В модернистском обществе значение интимности и эмпатии в межличностных отношениях, особенно внутри ядерной семьи, между супругами, родителями и детьми возрастает. Семейная среда становится изолированной, во многом приватной крепостью, защищенной от внешних вмешательств посторонних структур, в том числе государственных и религиозных институций. В благополучных обеспеченных семьях среднего класса создаются хорошие условия для прогрессивного воспитания и обучения детей, приобретения ими разносторонних знаний в обстановке родительской любви и заботы. В целом индивидуум модернистского общества имеет реальные шансы выхода из системы ограничений и запретов традиционной культуры. По мнению исследователей, семейные ценности в 1950-х годах содержали в себе более чем достаточное количество элементов культа индивидуализма, называемого автором “индивидуалистским этосом”. Последний набирал силу на Западе со времени возникновения коммерческого капитализма. Люди с нарастающей интенсивностью искали смысл жизни в самореализации и интимности. Эти процессы происходили в рамках изолированной ядерной семьи, состоящей только из родителей и детей. С середины 1960-х годов поиск путей самореализации стал приобретать все более индивидуалистический характер, несмотря на то, что зачастую это приводило к распаду семьи.
Британские антропологи обращают внимание на изменение содержания самого понятия “индивидуализм” в процессе перехода к постмодернистской культуре. Для модернистского общества характерна тенденция, присущая не только представителям английского среднего класса, но и общая для евро- американской цивилизации. Эта тенденция проявляется в стремлении каждого нового поколения быть более индивидуалистическим, чем предшествующее, в желании родителей видеть своих детей более индивидуальными, чем были они. В сознании англичан в ходе спирального развития сформировался гипериндивидуализм, характеризующийся потерей чувства индивидуального отношения и ответственности по отношению к другим. Индивидуум утратил не только часть необходимых для успешной социализации экстериоризированных черт личности. В нем начали происходить внутренние изменения, приводящие к деформации его отношений с обществом.
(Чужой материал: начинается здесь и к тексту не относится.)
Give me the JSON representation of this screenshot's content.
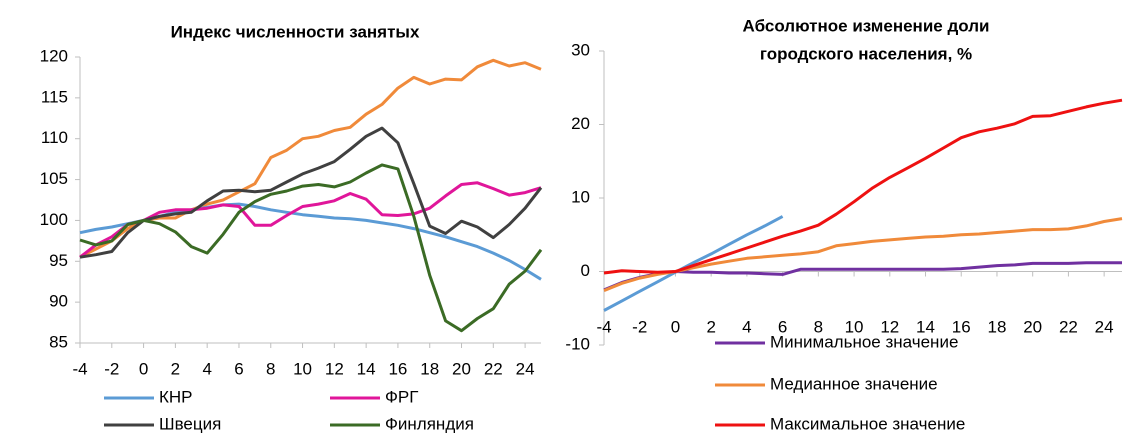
{
  "chart_data": [
    {
      "type": "line",
      "title": "Индекс численности занятых",
      "x": [
        -4,
        -3,
        -2,
        -1,
        0,
        1,
        2,
        3,
        4,
        5,
        6,
        7,
        8,
        9,
        10,
        11,
        12,
        13,
        14,
        15,
        16,
        17,
        18,
        19,
        20,
        21,
        22,
        23,
        24,
        25
      ],
      "xlim": [
        -4,
        25
      ],
      "xticks": [
        -4,
        -2,
        0,
        2,
        4,
        6,
        8,
        10,
        12,
        14,
        16,
        18,
        20,
        22,
        24
      ],
      "ylim": [
        85,
        120
      ],
      "yticks": [
        85,
        90,
        95,
        100,
        105,
        110,
        115,
        120
      ],
      "series": [
        {
          "color": "#f08a3a",
          "values": [
            95.5,
            96.5,
            97.5,
            99,
            100,
            100.3,
            100.3,
            101.3,
            102,
            102.5,
            103.5,
            104.5,
            107.7,
            108.6,
            110,
            110.3,
            111,
            111.4,
            113,
            114.2,
            116.2,
            117.5,
            116.7,
            117.3,
            117.2,
            118.8,
            119.6,
            118.9,
            119.3,
            118.5
          ]
        },
        {
          "name": "КНР",
          "color": "#5b9bd5",
          "values": [
            98.5,
            98.9,
            99.2,
            99.6,
            100,
            100.5,
            101,
            101.3,
            101.6,
            101.9,
            102,
            101.7,
            101.3,
            101,
            100.7,
            100.5,
            100.3,
            100.2,
            100,
            99.7,
            99.4,
            99,
            98.5,
            98,
            97.4,
            96.8,
            96,
            95.1,
            94,
            92.8
          ]
        },
        {
          "name": "ФРГ",
          "color": "#e0169a",
          "values": [
            95.5,
            97,
            98,
            99.5,
            100,
            101,
            101.3,
            101.3,
            101.5,
            101.9,
            101.7,
            99.4,
            99.4,
            100.6,
            101.7,
            102,
            102.4,
            103.3,
            102.6,
            100.7,
            100.6,
            100.8,
            101.5,
            103,
            104.4,
            104.6,
            103.9,
            103.1,
            103.4,
            104
          ]
        },
        {
          "name": "Швеция",
          "color": "#404040",
          "values": [
            95.5,
            95.8,
            96.2,
            98.5,
            100,
            100.5,
            100.8,
            101,
            102.4,
            103.6,
            103.7,
            103.5,
            103.7,
            104.7,
            105.7,
            106.4,
            107.2,
            108.7,
            110.3,
            111.3,
            109.5,
            104.5,
            99.3,
            98.4,
            99.9,
            99.2,
            97.9,
            99.5,
            101.5,
            104
          ]
        },
        {
          "name": "Финляндия",
          "color": "#3b6b25",
          "values": [
            97.6,
            97,
            97.5,
            99.5,
            100,
            99.6,
            98.6,
            96.8,
            96,
            98.3,
            101,
            102.3,
            103.2,
            103.6,
            104.2,
            104.4,
            104.1,
            104.7,
            105.8,
            106.8,
            106.3,
            100.5,
            93.3,
            87.7,
            86.5,
            88,
            89.2,
            92.2,
            93.8,
            96.4
          ]
        }
      ]
    },
    {
      "type": "line",
      "title": [
        "Абсолютное изменение доли",
        "городского населения, %"
      ],
      "x": [
        -4,
        -3,
        -2,
        -1,
        0,
        1,
        2,
        3,
        4,
        5,
        6,
        7,
        8,
        9,
        10,
        11,
        12,
        13,
        14,
        15,
        16,
        17,
        18,
        19,
        20,
        21,
        22,
        23,
        24,
        25
      ],
      "xlim": [
        -4,
        25
      ],
      "xticks": [
        -4,
        -2,
        0,
        2,
        4,
        6,
        8,
        10,
        12,
        14,
        16,
        18,
        20,
        22,
        24
      ],
      "ylim": [
        -10,
        30
      ],
      "yticks": [
        -10,
        0,
        10,
        20,
        30
      ],
      "series": [
        {
          "color": "#5b9bd5",
          "values": [
            -5.3,
            -4,
            -2.7,
            -1.4,
            -0.1,
            1.2,
            2.4,
            3.7,
            5,
            6.2,
            7.5,
            null,
            null,
            null,
            null,
            null,
            null,
            null,
            null,
            null,
            null,
            null,
            null,
            null,
            null,
            null,
            null,
            null,
            null,
            null
          ]
        },
        {
          "name": "Минимальное значение",
          "color": "#7030a0",
          "values": [
            -2.5,
            -1.5,
            -0.8,
            -0.3,
            0,
            -0.1,
            -0.1,
            -0.2,
            -0.2,
            -0.3,
            -0.4,
            0.3,
            0.3,
            0.3,
            0.3,
            0.3,
            0.3,
            0.3,
            0.3,
            0.3,
            0.4,
            0.6,
            0.8,
            0.9,
            1.1,
            1.1,
            1.1,
            1.2,
            1.2,
            1.2
          ]
        },
        {
          "name": "Медианное значение",
          "color": "#f08a3a",
          "values": [
            -2.6,
            -1.6,
            -0.9,
            -0.4,
            0,
            0.5,
            1,
            1.4,
            1.8,
            2,
            2.2,
            2.4,
            2.7,
            3.5,
            3.8,
            4.1,
            4.3,
            4.5,
            4.7,
            4.8,
            5,
            5.1,
            5.3,
            5.5,
            5.7,
            5.7,
            5.8,
            6.2,
            6.8,
            7.2
          ]
        },
        {
          "name": "Максимальное значение",
          "color": "#ee1111",
          "values": [
            -0.2,
            0.1,
            0,
            -0.1,
            0,
            0.8,
            1.6,
            2.4,
            3.2,
            4,
            4.8,
            5.5,
            6.3,
            7.8,
            9.5,
            11.3,
            12.8,
            14.1,
            15.4,
            16.8,
            18.2,
            19,
            19.5,
            20.1,
            21.1,
            21.2,
            21.8,
            22.4,
            22.9,
            23.3
          ]
        }
      ]
    }
  ]
}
Модернистская концепция воспитания детей предполагает наличие у родителей чувства ответственности за формирование характера ребенка. К сожалению, в реальности дети часто лишаются родительского контроля. Они очень рано осознают свои права, их поведение далеко не всегда соответствует общепринятым нормам и правилам, становится агрессивным, бескомпромиссным. Дети не всегда понимают отрицательные последствия своих действий. Прививаемые ребенку чувства, самооценка его социального
«Я» и оценка своих родителей, в особенности матери, хотя и делается не всегда правильно, но воспринимается им как зрелая и соответствующая истине. Родительское, и в особенности, материнское чувство ответственности за формирующийся характер детей превышает возможности родителей и детей и наносит как тем, так и другим, серьезное психологическое повреждение. Если лица, осуществляющие первичную заботу о детях, воспринимают особенности их характера как оценку своей собственной компетентности, то тем самым они ввергают себя в состояние парализующего сомнения в собственной компетентности.
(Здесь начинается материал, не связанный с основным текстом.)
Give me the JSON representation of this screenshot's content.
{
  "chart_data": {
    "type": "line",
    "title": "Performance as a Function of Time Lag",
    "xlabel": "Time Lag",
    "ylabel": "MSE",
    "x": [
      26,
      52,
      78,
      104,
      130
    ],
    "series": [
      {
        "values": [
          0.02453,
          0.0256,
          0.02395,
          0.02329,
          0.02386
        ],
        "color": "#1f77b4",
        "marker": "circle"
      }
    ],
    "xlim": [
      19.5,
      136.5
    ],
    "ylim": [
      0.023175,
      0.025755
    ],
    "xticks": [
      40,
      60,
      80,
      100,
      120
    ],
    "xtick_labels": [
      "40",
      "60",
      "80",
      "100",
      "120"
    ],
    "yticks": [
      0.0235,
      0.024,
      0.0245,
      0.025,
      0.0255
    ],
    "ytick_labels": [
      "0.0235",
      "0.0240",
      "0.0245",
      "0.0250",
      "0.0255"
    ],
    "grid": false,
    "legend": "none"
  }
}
Европейские социологи отмечают, что модернистская культура уже содержит в себе элементы постмодернизма, которые легко развиваются на ее почве. К ним автор относит два ключевых компонента: капитализм и изолированный индивидуум. Капитализм господствует во всем мире и объединяет его, а люди, живущие в таких условиях, чувствуют себя в них изолированными и чужими, оставаясь наедине со своим сэлфом. Таким образом, в то время, как мир объединяется и унифицируется в связи с универсальным влиянием капитализма, сфера взаимопонимания и межличностной эмпатии сжимается как шагреневая кожа до размеров одного индивидуума. Человек становится чужим среди чужих для него других.
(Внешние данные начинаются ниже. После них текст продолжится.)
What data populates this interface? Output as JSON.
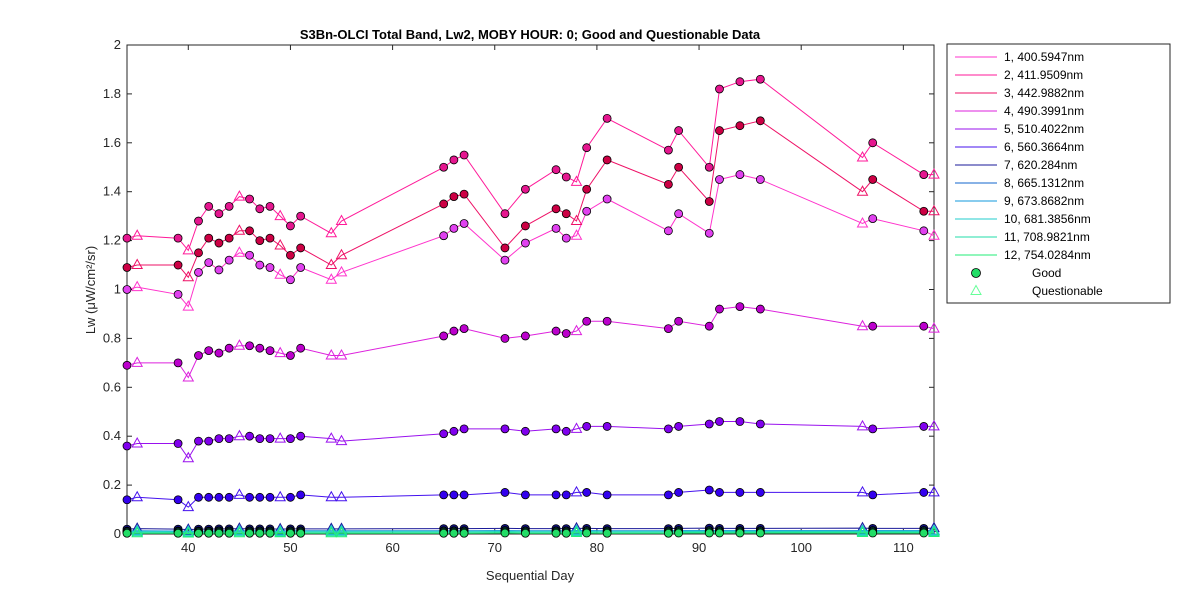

Центральное место в постмодернистской культуре занимает шопинг (покупки). Постмодернистская культура является, прежде всего, культурой потребления. Шопинг имеет в ней особый психологический смысл, cтановится способом самоопределения. Шопинг бросает вызов осознанию идентичности, предлагая приобрести новую идентичность “человека-потребителя”. Основными психосоциальными факторами формирования идентичности личности модернистской культуры являлись работа, профессиональная деятельность, социальные связи и функционирование в обществе. И, если девиз модернистской культуры звучал как “ Я идентифицирую себя с тем, что я делаю”, то девиз постмодернистской культуры провозглашается как “ Я идентифицирую себя с тем, что я покупаю”. В постмодернистском обществе специалисты по рекламе с помощью средств массовой информации обучают человека с раннего детства думать именно таким образом.
Постсовременный мир эпизодичен, непостоянен, условен и случаен. То, что сегодня принято считать безусловно “правильным“, завтра может оказаться “неправильным”. Постмодернистской культуре свойственны онтологическая неуверенность, исчезновение критериев правильности общепринятых систем ценностей, положений, мнений, стратегий поведения, принятия решений. Психологическое содержание значений, декларируемых истин, правил, положений, регламентированных активностей оказывается неполным, незавершенным, двойственным. Сущность этих феноменов изменяется уже с начала их возникновения и тем более применения в реальной жизни.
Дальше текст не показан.